A ponte de luz
É natural que os religiosos de todos os cantos
do mundo aguardem, após a passagem de um plano a
outro, pelo que sempre sonhou na vida, que se
resume na sua condução pelos caminhos mais
iluminados, mais floridos, onde anjos e arcanjos
circulem volitando entre a exuberante
Natureza... É assim que muitos imaginam, criando
em suas mentes poderosas o quadro e a paisagem
com a cor que desejam... Contudo,
durante nossa jornada na Terra nos envolvemos em
demasia com as benesses que encontramos e
acabamos nos esquecendo das lições do Evangelho,
nos lembrando que poucos, como disse Jesus, se
acertam com a porta estreita. Por isso, vale a
pena sonhar como vale a pena mudar nossa conduta
enquanto ainda estivermos a caminho.
Maria Dolores, por meio da mediunidade de Chico
Xavier, enviou-lhe pela psicografia esta bela
página que conta, em versos, o diálogo de Pedro
com Jesus, interrogando o Mestre sobre os
caminhos que nos levarão às regiões da eterna
felicidade junto dos entes queridos. 'A ponte de
luz':
Terminara Jesus a prédica no monte.

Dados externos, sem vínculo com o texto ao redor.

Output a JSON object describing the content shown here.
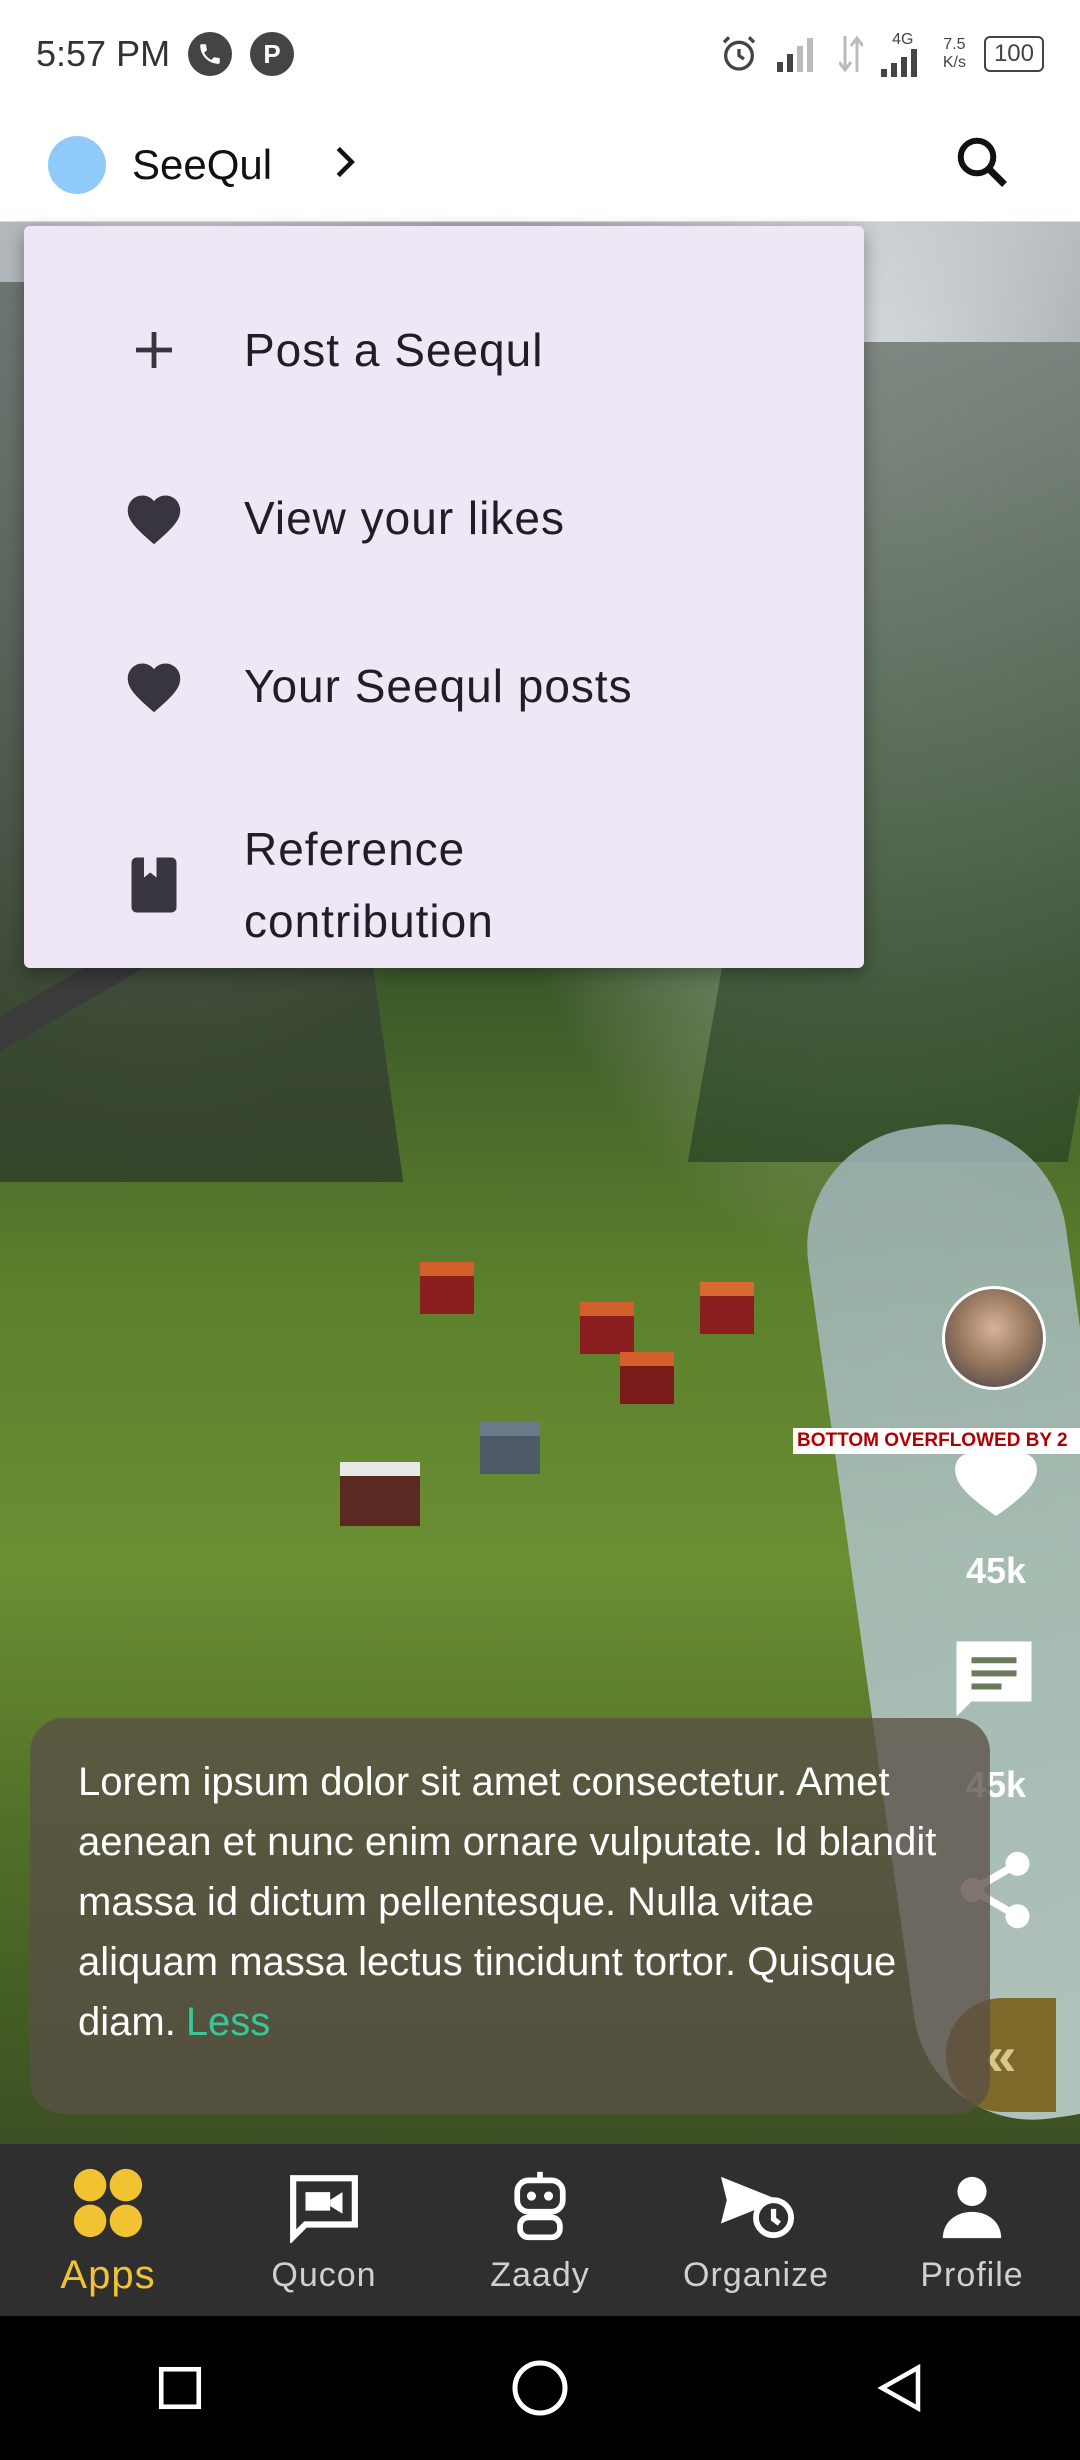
{
  "status_bar": {
    "time": "5:57 PM",
    "network": "4G",
    "speed_value": "7.5",
    "speed_unit": "K/s",
    "battery": "100"
  },
  "app_bar": {
    "title": "SeeQul",
    "avatar_color": "#90caf9"
  },
  "menu": {
    "items": [
      {
        "label": "Post a Seequl",
        "icon": "plus-icon"
      },
      {
        "label": "View your likes",
        "icon": "heart-icon"
      },
      {
        "label": "Your Seequl posts",
        "icon": "heart-icon"
      },
      {
        "label": "Reference contribution",
        "icon": "bookmark-icon"
      }
    ]
  },
  "rail": {
    "overflow_text": "BOTTOM OVERFLOWED BY 2",
    "likes_count": "45k",
    "comments_count": "45k",
    "collapse_label": "«"
  },
  "caption": {
    "text": "Lorem ipsum dolor sit amet consectetur. Amet aenean et nunc enim ornare vulputate. Id blandit massa id dictum pellentesque. Nulla vitae aliquam massa lectus tincidunt tortor. Quisque diam.",
    "less": "Less"
  },
  "bottom_nav": {
    "items": [
      {
        "label": "Apps",
        "icon": "apps-icon",
        "active": true
      },
      {
        "label": "Qucon",
        "icon": "video-chat-icon",
        "active": false
      },
      {
        "label": "Zaady",
        "icon": "robot-icon",
        "active": false
      },
      {
        "label": "Organize",
        "icon": "schedule-send-icon",
        "active": false
      },
      {
        "label": "Profile",
        "icon": "person-icon",
        "active": false
      }
    ],
    "active_color": "#f1c232"
  },
  "colors": {
    "menu_bg": "#efe7f5",
    "accent_green": "#36c79a"
  }
}
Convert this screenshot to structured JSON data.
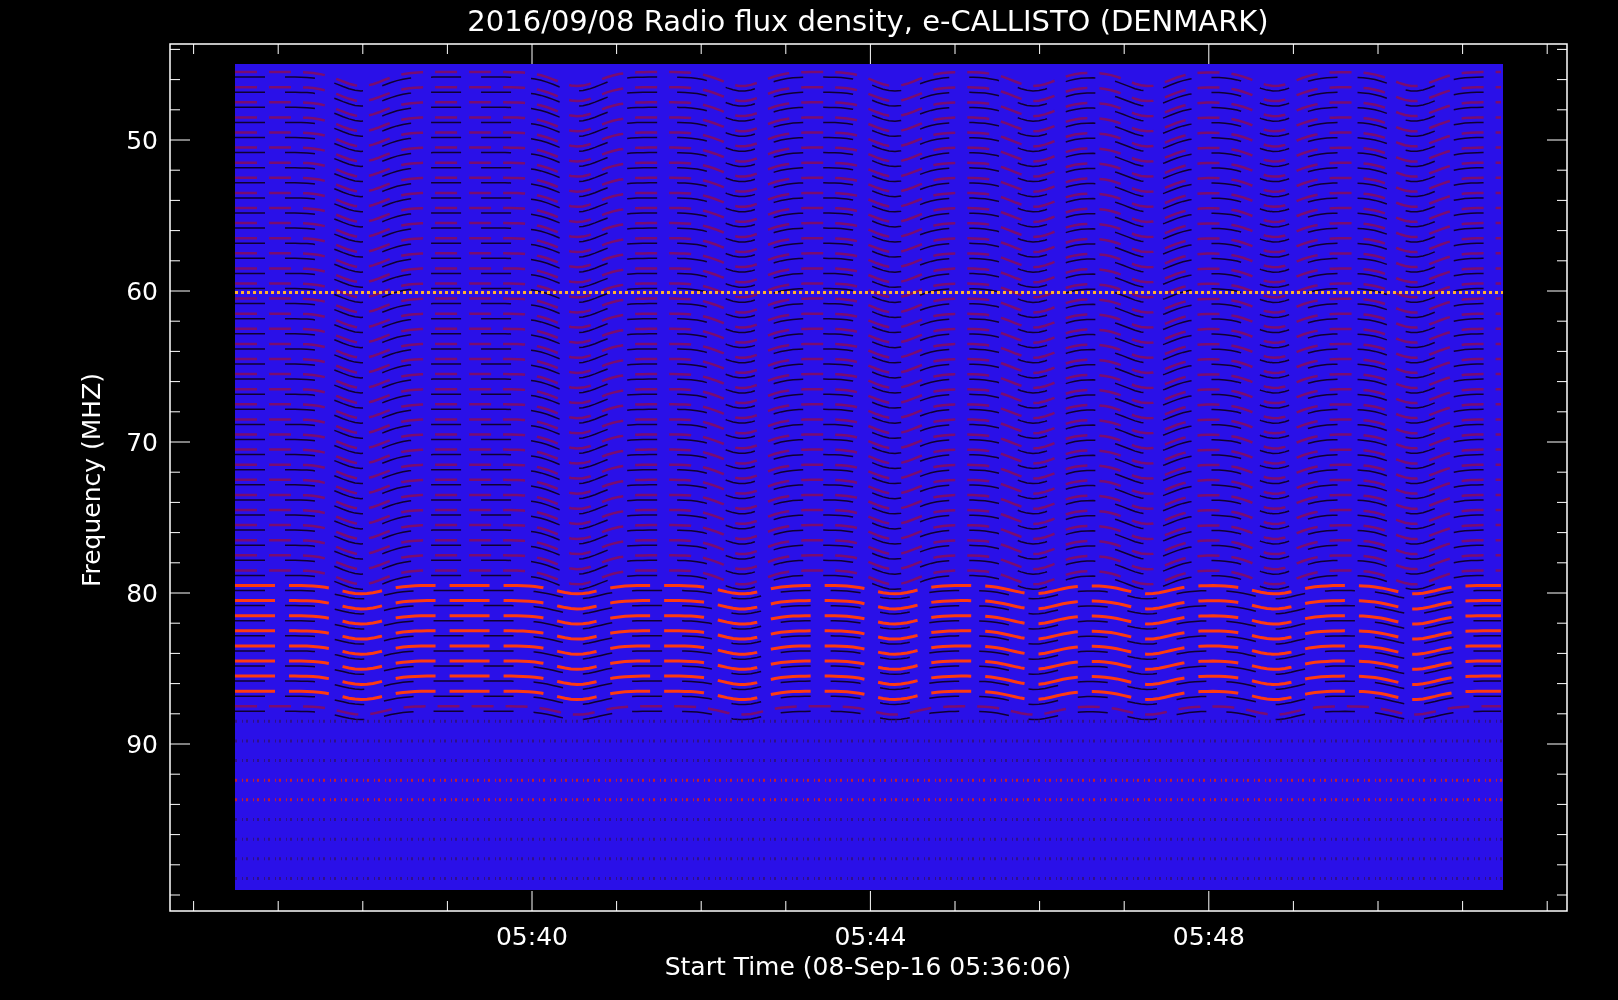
{
  "plot": {
    "title": "2016/09/08  Radio flux density, e-CALLISTO (DENMARK)",
    "ylabel": "Frequency (MHZ)",
    "xlabel": "Start Time (08-Sep-16 05:36:06)",
    "yticks": [
      "50",
      "60",
      "70",
      "80",
      "90"
    ],
    "xticks": [
      "05:40",
      "05:44",
      "05:48"
    ]
  }
}
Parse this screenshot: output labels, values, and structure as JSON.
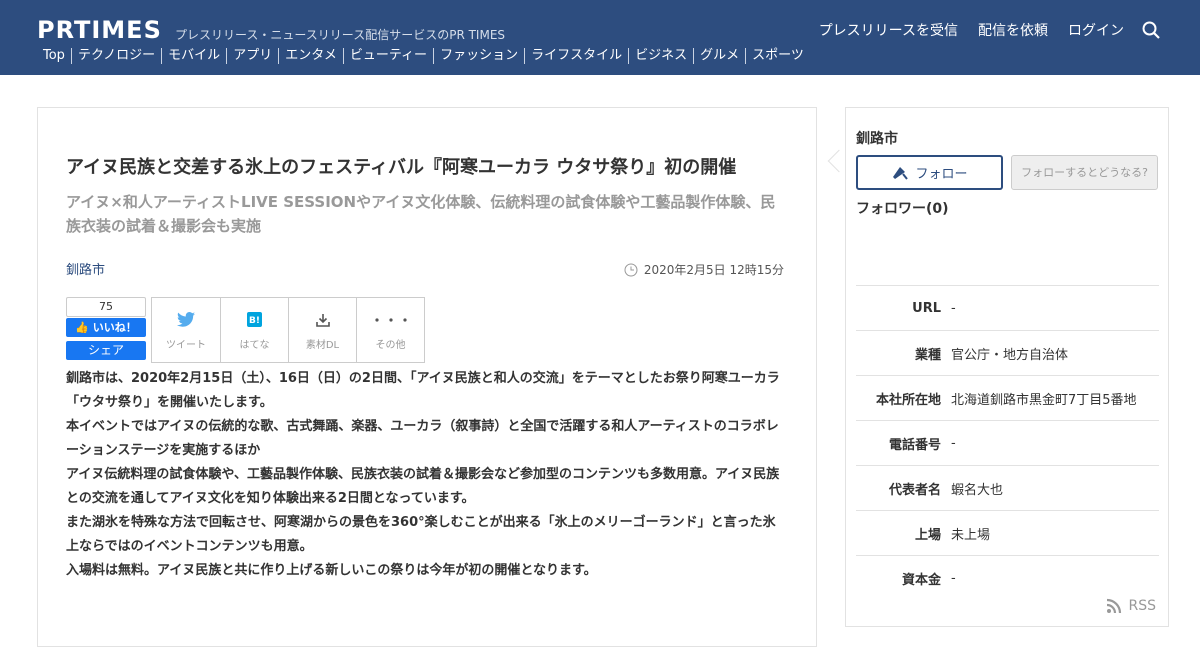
{
  "header": {
    "logo": "PRTIMES",
    "tagline": "プレスリリース・ニュースリリース配信サービスのPR TIMES",
    "categories": [
      "Top",
      "テクノロジー",
      "モバイル",
      "アプリ",
      "エンタメ",
      "ビューティー",
      "ファッション",
      "ライフスタイル",
      "ビジネス",
      "グルメ",
      "スポーツ"
    ],
    "nav": [
      "プレスリリースを受信",
      "配信を依頼",
      "ログイン"
    ]
  },
  "article": {
    "title": "アイヌ民族と交差する氷上のフェスティバル『阿寒ユーカラ ウタサ祭り』初の開催",
    "subtitle": "アイヌ×和人アーティストLIVE SESSIONやアイヌ文化体験、伝統料理の試食体験や工藝品製作体験、民族衣装の試着＆撮影会も実施",
    "company": "釧路市",
    "date": "2020年2月5日 12時15分",
    "like_count": "75",
    "like_label": "いいね！",
    "share_label": "シェア",
    "share_items": [
      "ツイート",
      "はてな",
      "素材DL",
      "その他"
    ],
    "body": [
      "釧路市は、2020年2月15日（土）、16日（日）の2日間、「アイヌ民族と和人の交流」をテーマとしたお祭り阿寒ユーカラ「ウタサ祭り」を開催いたします。",
      "本イベントではアイヌの伝統的な歌、古式舞踊、楽器、ユーカラ（叙事詩）と全国で活躍する和人アーティストのコラボレーションステージを実施するほか",
      "アイヌ伝統料理の試食体験や、工藝品製作体験、民族衣装の試着＆撮影会など参加型のコンテンツも多数用意。アイヌ民族との交流を通してアイヌ文化を知り体験出来る2日間となっています。",
      "また湖氷を特殊な方法で回転させ、阿寒湖からの景色を360°楽しむことが出来る「氷上のメリーゴーランド」と言った氷上ならではのイベントコンテンツも用意。",
      "入場料は無料。アイヌ民族と共に作り上げる新しいこの祭りは今年が初の開催となります。"
    ]
  },
  "sidebar": {
    "name": "釧路市",
    "follow": "フォロー",
    "follow_help": "フォローするとどうなる?",
    "followers": "フォロワー(0)",
    "info": [
      {
        "key": "URL",
        "value": "-"
      },
      {
        "key": "業種",
        "value": "官公庁・地方自治体"
      },
      {
        "key": "本社所在地",
        "value": "北海道釧路市黒金町7丁目5番地"
      },
      {
        "key": "電話番号",
        "value": "-"
      },
      {
        "key": "代表者名",
        "value": "蝦名大也"
      },
      {
        "key": "上場",
        "value": "未上場"
      },
      {
        "key": "資本金",
        "value": "-"
      }
    ],
    "rss": "RSS"
  }
}
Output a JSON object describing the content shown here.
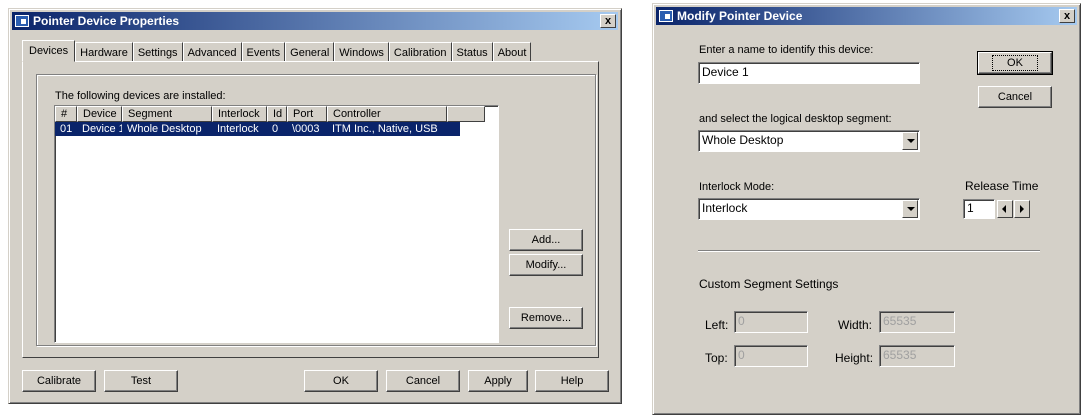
{
  "properties_dialog": {
    "title": "Pointer Device Properties",
    "close_label": "x",
    "tabs": [
      {
        "label": "Devices",
        "active": true
      },
      {
        "label": "Hardware"
      },
      {
        "label": "Settings"
      },
      {
        "label": "Advanced"
      },
      {
        "label": "Events"
      },
      {
        "label": "General"
      },
      {
        "label": "Windows"
      },
      {
        "label": "Calibration"
      },
      {
        "label": "Status"
      },
      {
        "label": "About"
      }
    ],
    "installed_label": "The following devices are installed:",
    "list": {
      "columns": [
        "#",
        "Device",
        "Segment",
        "Interlock",
        "Id",
        "Port",
        "Controller"
      ],
      "rows": [
        {
          "cells": [
            "01",
            "Device 1",
            "Whole Desktop",
            "Interlock",
            "0",
            "\\0003",
            "ITM Inc., Native, USB"
          ],
          "selected": true
        }
      ]
    },
    "buttons": {
      "add": "Add...",
      "modify": "Modify...",
      "remove": "Remove...",
      "calibrate": "Calibrate",
      "test": "Test",
      "ok": "OK",
      "cancel": "Cancel",
      "apply": "Apply",
      "help": "Help"
    }
  },
  "modify_dialog": {
    "title": "Modify Pointer Device",
    "close_label": "x",
    "name_label": "Enter a name to identify this device:",
    "name_value": "Device 1",
    "segment_label": "and select the logical desktop segment:",
    "segment_value": "Whole Desktop",
    "interlock_label": "Interlock Mode:",
    "interlock_value": "Interlock",
    "release_label": "Release Time",
    "release_value": "1",
    "ok": "OK",
    "cancel": "Cancel",
    "custom_heading": "Custom Segment Settings",
    "left_label": "Left:",
    "left_value": "0",
    "width_label": "Width:",
    "width_value": "65535",
    "top_label": "Top:",
    "top_value": "0",
    "height_label": "Height:",
    "height_value": "65535"
  },
  "colors": {
    "face": "#d4d0c8",
    "title_active": "#0a246a",
    "title_gradient_end": "#a6caf0",
    "selection": "#0a246a"
  }
}
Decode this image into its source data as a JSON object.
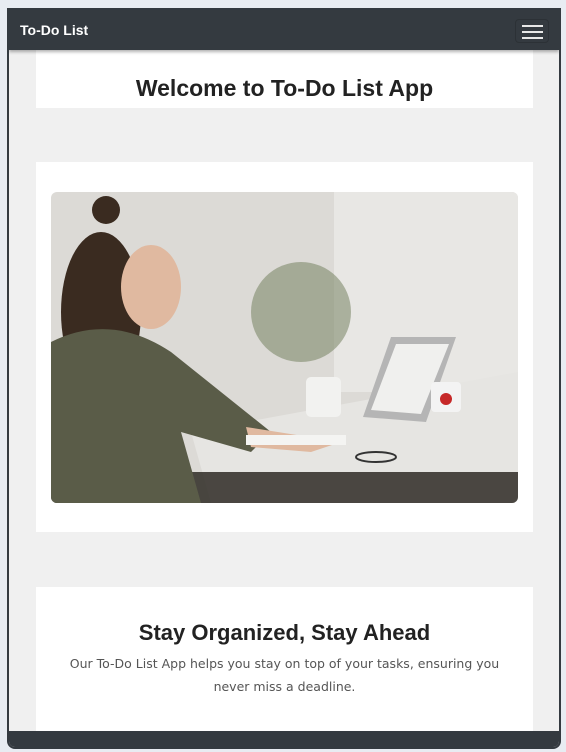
{
  "navbar": {
    "brand": "To-Do List",
    "menu_icon": "hamburger-icon"
  },
  "welcome": {
    "title": "Welcome to To-Do List App"
  },
  "hero": {
    "image": "woman-writing-at-desk-photo"
  },
  "feature": {
    "title": "Stay Organized, Stay Ahead",
    "description": "Our To-Do List App helps you stay on top of your tasks, ensuring you never miss a deadline."
  },
  "colors": {
    "navbar": "#343a40",
    "page_bg": "#f0f0f0",
    "card": "#ffffff"
  }
}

Nisso, o
apóstolo Pedro aproxima-se e lhe diz: "‒ Senhor,
existe alguma ponte// Que nos conduza ao Alto,
ao Céu que brilha muito acima?// Conforme ouvi
de tua própria voz,//Sei que o Reino do Amor
está dentro de nós...// Mas deve haver, no Além,
o País da Beleza,// Mais sublime que o Sol, em
fulgor e grandeza...// Onde essa ligação,
Senhor, esse divino acesso?
Jesus silenciou, como entrando em recesso// Da
palavra de luz que lhe fluía a jorro...//
Circunvagou o olhar pelas pedras do morro// E,
depois de comprida reflexão,// Falou ao
companheiro: ‒ Ouve, Simão,// Em verdade, essa
ponte que imaginas// Existe para a Vida
Soberana,// Mas temos de atingi-la por estrada//
Que não é bem a antiga estrada humana.
‒ Como será, Senhor, esse caminho?// Tornou
Simão a perguntar.// E Jesus respondeu sem
hesitar: ‒ Coração que a escolha, às vezes, vai
sozinho,// E quase que não tem// Senão renúncia
e dor, solidão e amargura...// E conquanto
pratique e viva a lei do bem,// Sofre o assédio
do mal que o vergasta e procura// Reduzi-lo à
penúria e ao desfalecimento.
Quem busca nesta vida transitória// Essa ponte
de luz para a eterna vitória// Conhecerá, de
perto, o sofrimento// E há de saber amar aos
próprios inimigos.
Não contará percalços nem perigos// Para servir
aos semelhantes,// Viverá para o bem todos os
instantes// E mesmo quando o mal pareça o
vencedor,// Confiando-se a Deus, doará mais
amor...
E ainda que a morte, Pedro, se lhe imponha,// Na
injustiça ferindo-lhe a vergonha,// Aceitará
pedradas sem ferir,// Desculpará injúria e
humilhação// Se deseja elevar o coração// À
ponte para o Reino do Porvir...
Alguns dias depois, o Cristo flagelado,//
Entregue à própria sorte// Encontrava na cruz o
impacto da morte,// Silencioso, sozinho,
desprezado...
Terminada que foi a gritaria// Da multidão feroz
naquele dia,// Ante o Céu anunciando aguaceiro
violento,// Pedro foi ao Calvário, aflito e
atento,// Envergando disfarce...
Queria ver o Mestre, aproximou-se// Para
sentir-lhe o extremo desconforto...// Simão
chorou ao ver o Amigo morto.
E ao fitá-lo, magoado, longamente// Ele ouviu,
de repente,// Uma voz a falar-lhe das Alturas: ‒
Pedro, segue, não temas, crê somente!...//
Recorda os pensamentos teus e meus...// Esta
cruz que me arrasa e me flagela// É a ponte que
sonhavas, alta e bela,// Para o Reino de Deus."